Addie Wagenknecht, Doge, 2015. Courtesy of the artist and König Galerie, Berlin, London, and Seoul.

Also at the fair, The Screens Guru, an art-tech startup, debuted an NFT for sale at the booth of local institution 1a space. By the people, from the people is by the Hong Kong artist group WAVE, which is devoted to exploring NFTs as an art form; the work consists of a QR code (a key symbol in viewing and trading NFTs) composed of 335 fingerprints. Auctioned on the OpenSea platform, it went to the highest bidder at 4.4 Ethereum (about US$11,000). Just 18 months old, The Screens Guru is described as an artist incubator by its co-founder Peter Yu: ‘We match artists with technology to explore new ways of art making.’

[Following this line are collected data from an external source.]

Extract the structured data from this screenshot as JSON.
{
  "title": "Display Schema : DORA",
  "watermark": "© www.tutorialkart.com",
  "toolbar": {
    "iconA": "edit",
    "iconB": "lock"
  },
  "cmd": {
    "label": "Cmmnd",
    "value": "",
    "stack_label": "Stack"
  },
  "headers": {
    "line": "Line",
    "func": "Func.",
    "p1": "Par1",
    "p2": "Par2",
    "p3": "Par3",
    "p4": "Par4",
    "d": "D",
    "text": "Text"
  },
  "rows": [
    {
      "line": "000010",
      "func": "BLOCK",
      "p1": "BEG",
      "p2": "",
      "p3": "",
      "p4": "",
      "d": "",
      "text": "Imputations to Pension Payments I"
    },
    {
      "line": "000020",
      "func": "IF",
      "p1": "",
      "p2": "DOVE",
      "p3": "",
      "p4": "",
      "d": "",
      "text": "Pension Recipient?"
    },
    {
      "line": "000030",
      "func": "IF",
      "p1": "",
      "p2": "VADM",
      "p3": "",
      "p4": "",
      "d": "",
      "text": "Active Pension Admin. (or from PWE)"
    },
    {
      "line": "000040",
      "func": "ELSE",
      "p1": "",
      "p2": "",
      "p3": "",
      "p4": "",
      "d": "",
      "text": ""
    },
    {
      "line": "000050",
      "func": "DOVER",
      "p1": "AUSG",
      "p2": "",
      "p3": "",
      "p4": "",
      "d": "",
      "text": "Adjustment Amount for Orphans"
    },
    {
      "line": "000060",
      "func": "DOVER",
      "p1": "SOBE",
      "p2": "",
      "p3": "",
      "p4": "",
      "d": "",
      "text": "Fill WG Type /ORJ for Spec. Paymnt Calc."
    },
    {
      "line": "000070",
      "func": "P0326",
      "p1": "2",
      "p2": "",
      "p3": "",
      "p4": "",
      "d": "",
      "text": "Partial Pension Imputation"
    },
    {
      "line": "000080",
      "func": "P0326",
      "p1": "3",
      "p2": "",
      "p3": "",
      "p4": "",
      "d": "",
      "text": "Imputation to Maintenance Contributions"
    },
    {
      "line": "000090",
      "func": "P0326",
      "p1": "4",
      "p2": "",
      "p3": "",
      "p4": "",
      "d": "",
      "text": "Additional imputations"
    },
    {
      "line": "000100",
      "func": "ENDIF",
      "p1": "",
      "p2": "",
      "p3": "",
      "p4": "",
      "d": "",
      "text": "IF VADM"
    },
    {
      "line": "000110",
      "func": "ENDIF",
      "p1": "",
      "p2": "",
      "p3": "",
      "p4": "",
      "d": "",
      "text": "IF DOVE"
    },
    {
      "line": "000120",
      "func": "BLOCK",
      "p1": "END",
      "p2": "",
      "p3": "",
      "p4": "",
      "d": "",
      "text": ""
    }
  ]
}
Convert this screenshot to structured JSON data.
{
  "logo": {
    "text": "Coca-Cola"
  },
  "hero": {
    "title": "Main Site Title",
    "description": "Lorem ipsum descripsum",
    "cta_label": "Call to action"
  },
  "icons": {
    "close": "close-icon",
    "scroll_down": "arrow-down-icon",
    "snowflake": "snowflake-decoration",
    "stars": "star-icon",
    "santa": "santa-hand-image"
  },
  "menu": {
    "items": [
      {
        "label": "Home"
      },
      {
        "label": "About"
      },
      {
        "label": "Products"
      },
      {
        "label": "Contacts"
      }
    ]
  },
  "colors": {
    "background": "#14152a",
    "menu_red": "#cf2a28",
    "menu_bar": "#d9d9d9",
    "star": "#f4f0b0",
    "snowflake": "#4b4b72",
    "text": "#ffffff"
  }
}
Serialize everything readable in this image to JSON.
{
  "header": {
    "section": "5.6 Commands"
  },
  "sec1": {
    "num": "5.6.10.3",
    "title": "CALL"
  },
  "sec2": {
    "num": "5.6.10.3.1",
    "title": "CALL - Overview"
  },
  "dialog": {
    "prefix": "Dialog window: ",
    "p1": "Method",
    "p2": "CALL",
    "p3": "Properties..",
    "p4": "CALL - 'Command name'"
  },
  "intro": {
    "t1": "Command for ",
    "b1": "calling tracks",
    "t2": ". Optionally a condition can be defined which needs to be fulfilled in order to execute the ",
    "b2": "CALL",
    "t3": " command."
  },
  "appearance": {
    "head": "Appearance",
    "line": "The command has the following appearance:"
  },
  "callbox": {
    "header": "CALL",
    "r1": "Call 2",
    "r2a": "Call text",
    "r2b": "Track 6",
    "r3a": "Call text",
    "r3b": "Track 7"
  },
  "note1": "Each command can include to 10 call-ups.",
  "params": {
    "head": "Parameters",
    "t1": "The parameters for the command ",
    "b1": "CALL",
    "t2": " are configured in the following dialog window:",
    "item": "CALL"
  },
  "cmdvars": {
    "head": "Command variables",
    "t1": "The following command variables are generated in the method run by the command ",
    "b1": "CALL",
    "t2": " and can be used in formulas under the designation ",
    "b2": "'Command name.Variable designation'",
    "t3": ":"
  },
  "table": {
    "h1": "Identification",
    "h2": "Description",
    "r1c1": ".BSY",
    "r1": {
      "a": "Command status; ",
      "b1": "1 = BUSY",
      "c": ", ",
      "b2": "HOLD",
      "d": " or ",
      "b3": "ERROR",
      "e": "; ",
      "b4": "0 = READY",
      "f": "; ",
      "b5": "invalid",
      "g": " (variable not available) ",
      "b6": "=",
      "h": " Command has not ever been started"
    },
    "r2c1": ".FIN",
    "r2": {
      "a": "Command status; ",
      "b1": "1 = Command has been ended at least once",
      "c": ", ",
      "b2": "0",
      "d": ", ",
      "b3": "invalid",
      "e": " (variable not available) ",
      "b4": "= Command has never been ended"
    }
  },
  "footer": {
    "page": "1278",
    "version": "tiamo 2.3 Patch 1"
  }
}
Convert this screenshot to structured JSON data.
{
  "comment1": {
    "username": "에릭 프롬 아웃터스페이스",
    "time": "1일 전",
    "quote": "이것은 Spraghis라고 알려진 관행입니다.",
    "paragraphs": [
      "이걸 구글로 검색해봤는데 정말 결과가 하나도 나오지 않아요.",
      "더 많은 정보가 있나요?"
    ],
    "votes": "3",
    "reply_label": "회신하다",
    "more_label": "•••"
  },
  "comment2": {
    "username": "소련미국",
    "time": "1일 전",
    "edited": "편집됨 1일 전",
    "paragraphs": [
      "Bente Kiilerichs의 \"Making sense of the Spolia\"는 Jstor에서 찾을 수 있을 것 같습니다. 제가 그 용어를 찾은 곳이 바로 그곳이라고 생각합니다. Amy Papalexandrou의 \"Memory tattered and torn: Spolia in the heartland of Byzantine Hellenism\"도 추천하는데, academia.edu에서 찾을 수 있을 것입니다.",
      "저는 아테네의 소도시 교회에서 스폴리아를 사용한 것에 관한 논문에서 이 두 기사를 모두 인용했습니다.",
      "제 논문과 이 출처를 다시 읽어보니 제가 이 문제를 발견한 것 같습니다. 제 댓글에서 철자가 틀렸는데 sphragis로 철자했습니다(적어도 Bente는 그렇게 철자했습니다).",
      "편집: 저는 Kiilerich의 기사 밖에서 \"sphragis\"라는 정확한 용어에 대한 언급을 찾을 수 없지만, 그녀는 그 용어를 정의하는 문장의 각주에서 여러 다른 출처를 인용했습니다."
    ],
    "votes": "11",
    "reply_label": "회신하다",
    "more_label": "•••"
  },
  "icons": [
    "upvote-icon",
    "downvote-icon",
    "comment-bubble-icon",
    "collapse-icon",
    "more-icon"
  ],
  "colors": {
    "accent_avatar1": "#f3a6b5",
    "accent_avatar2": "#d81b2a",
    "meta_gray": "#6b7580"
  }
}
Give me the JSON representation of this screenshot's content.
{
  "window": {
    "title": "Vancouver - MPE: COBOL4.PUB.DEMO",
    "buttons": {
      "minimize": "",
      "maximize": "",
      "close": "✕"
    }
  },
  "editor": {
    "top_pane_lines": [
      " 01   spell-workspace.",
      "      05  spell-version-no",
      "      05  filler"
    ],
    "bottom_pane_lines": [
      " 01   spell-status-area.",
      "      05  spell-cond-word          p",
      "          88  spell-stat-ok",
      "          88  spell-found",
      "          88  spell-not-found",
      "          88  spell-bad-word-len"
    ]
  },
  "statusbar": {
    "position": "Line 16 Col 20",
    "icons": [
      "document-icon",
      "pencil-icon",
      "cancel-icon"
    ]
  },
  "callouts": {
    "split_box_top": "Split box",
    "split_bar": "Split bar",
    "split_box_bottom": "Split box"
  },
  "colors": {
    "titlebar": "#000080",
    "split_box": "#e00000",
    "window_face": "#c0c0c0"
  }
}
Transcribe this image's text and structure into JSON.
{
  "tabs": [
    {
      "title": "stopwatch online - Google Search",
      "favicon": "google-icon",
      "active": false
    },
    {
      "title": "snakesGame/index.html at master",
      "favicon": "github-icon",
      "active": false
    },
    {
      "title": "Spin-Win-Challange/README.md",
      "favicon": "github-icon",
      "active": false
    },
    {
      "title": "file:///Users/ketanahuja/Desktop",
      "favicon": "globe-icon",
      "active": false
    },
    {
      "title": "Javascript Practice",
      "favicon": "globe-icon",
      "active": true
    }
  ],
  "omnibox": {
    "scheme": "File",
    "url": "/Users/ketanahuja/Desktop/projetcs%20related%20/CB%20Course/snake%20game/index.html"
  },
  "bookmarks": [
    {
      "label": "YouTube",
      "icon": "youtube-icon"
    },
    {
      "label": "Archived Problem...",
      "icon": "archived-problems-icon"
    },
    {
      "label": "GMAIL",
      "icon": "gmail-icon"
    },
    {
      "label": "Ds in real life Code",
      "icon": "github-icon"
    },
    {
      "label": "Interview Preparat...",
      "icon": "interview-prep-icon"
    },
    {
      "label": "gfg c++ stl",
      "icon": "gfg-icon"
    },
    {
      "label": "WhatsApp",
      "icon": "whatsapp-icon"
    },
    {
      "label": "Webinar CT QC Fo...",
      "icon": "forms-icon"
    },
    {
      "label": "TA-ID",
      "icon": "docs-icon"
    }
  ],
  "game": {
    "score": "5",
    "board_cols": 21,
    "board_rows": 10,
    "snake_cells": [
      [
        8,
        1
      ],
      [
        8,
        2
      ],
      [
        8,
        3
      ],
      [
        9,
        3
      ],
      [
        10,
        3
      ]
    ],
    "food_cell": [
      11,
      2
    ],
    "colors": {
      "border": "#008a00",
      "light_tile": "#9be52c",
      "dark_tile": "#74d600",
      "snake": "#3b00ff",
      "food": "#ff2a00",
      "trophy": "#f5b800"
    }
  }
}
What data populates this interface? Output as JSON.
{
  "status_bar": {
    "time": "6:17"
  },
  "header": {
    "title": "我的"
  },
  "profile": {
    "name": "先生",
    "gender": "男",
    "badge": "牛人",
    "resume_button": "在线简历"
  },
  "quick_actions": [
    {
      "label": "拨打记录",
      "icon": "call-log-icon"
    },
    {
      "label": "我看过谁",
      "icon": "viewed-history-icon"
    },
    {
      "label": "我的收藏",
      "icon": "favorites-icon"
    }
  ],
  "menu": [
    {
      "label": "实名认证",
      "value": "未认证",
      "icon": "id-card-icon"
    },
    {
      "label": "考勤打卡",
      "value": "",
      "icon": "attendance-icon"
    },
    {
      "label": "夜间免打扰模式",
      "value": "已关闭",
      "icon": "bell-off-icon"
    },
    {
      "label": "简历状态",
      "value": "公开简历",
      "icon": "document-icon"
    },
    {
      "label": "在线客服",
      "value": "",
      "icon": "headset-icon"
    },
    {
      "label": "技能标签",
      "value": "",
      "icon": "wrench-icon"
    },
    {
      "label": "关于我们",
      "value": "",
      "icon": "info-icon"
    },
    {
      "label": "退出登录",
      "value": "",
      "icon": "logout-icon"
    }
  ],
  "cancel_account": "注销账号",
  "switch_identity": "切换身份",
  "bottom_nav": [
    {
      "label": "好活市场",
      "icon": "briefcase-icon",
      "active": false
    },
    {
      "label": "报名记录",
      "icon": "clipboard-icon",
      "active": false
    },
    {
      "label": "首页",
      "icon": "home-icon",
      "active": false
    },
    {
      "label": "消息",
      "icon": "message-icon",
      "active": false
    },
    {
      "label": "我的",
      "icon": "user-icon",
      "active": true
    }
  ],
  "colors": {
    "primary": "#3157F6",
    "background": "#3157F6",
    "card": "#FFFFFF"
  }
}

Having already been interested in blockchain for several years, it was natural for Berlin dealer Johann König to make the show ‘The Artist is Online: Digital Paintings and Sculptures in a Virtual World’ visible on the Ethereum-based blockchain platform Decentraland. It featured artists including Jonas Lund, Anne Vieux, and Addie Wagenknecht, as well as dealer-curator Kenny Schachter (who showed an animated video of himself crawling out of his skin at the prospect of yet another Clubhouse discussion about NFTs).

A view of ‘The Artist is Online: Digital Paintings and Sculptures in a Virtual World’, König Galerie, Berlin, London, and Seoul.
A view of ‘The Artist is Online: Digital Paintings and Sculptures in a Virtual World’, König Galerie, Berlin, London, and Seoul.

In March, the gallery organized a six-day auction of works from the show on the NFT trading platform OpenSea. According to Anika Meier, who co-curated the show with König, the sale was an experiment to see if its clients were comfortable transacting with cryptocurrency. Apparently so: nearly all of the 29 works sold.

König plans to keep holding exhibitions on Decentraland. Six months’ worth are already planned, some with associated NFT drops; there may also be more auctions, says Meier. But they will all be founded on the gallery’s traditional role.

‘It’s great that so much is happening with NFTs,’ she says. ‘But you have to focus on what galleries do, which is making exhibitions.’

Top image: a view of ‘The Artist is Online: Digital Paintings and Sculptures in a Virtual World’, König Galerie, March 2021.